À l’échelle du royaume, le gouvernement du régent Philippe d’Orléans (1715-1723) joue un rôle décisif dans l’expérimentation d’une identification généralisée des populations car il lui faut, en quelques années, régler les retombées de la démobilisation des armées à la fin des guerres louis-quatorziennes, lutter contre une mendicité galopante, gérer les conséquences de la peste provençale qui agit comme un accélérateur. Faute de moyens administratifs, cette grande ambition avorte, mais ses déclinaisons locales sont nombreuses, et le rêve d’une société devenue transparente sous l’œil des agents de l’État subsiste jusqu’à la Révolution française, sinon au-delà. Tout comme s’inquiètent certains hommes des Lumières à partir des années 1760-1770 des risques que comportent un enregistrement généralisé de la population et un contrôle systématique de ses mouvements hors même des temps de crise.

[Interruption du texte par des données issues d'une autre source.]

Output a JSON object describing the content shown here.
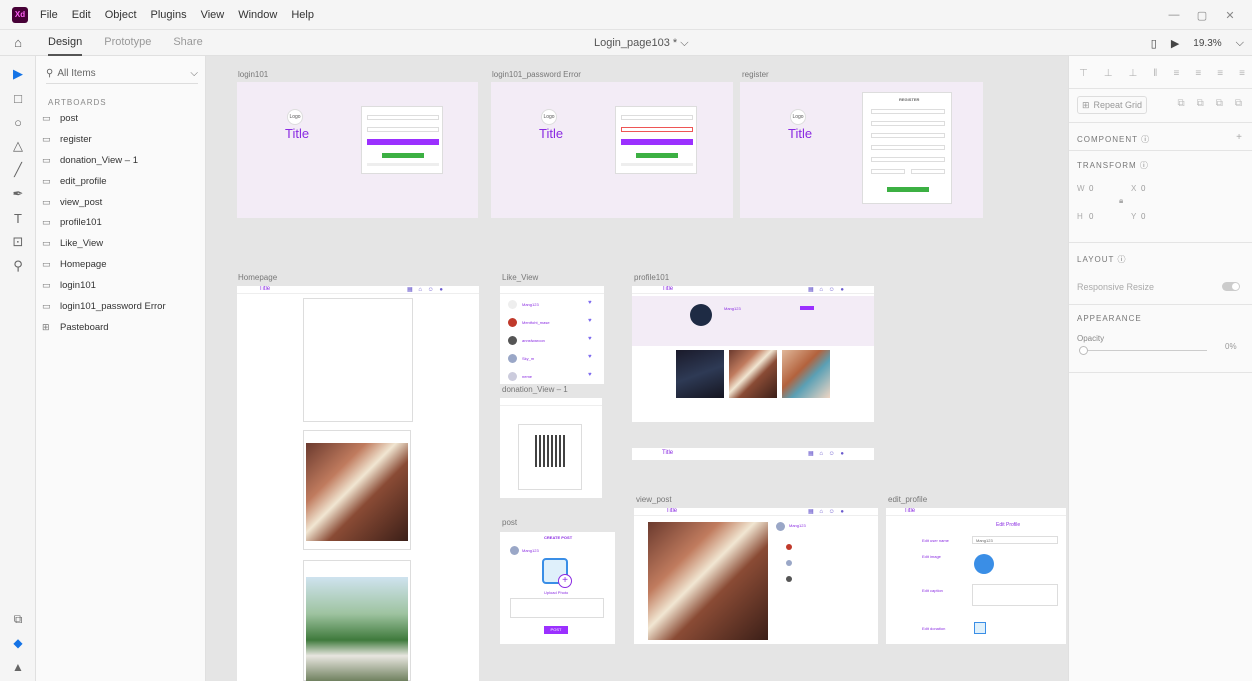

Les nouveautés apportées par l’extraordinaire de la peste deviennent plus lisibles longtemps après l’événement, lorsque s’efface au XVIIIe siècle le retour cyclique du mal, devenu une simple possibilité et non une menace quasi quotidienne. Avant même que la raison scientifique n’ait apporté de nouvelles connaissances pour décrypter et prévenir l’épidémie, la raison gouvernementale s’émancipe du registre des émotions pures et de l’irrationnel pour explorer les voies d’un contrôle renforcé sur les hommes et les territoires. Le Covid-19 n’est pas la peste, mais les conséquences à long terme de sa gestion sur les rapports entre État et société, comme sur les libertés publiques, méritent, au minimum, des citoyens attentifs.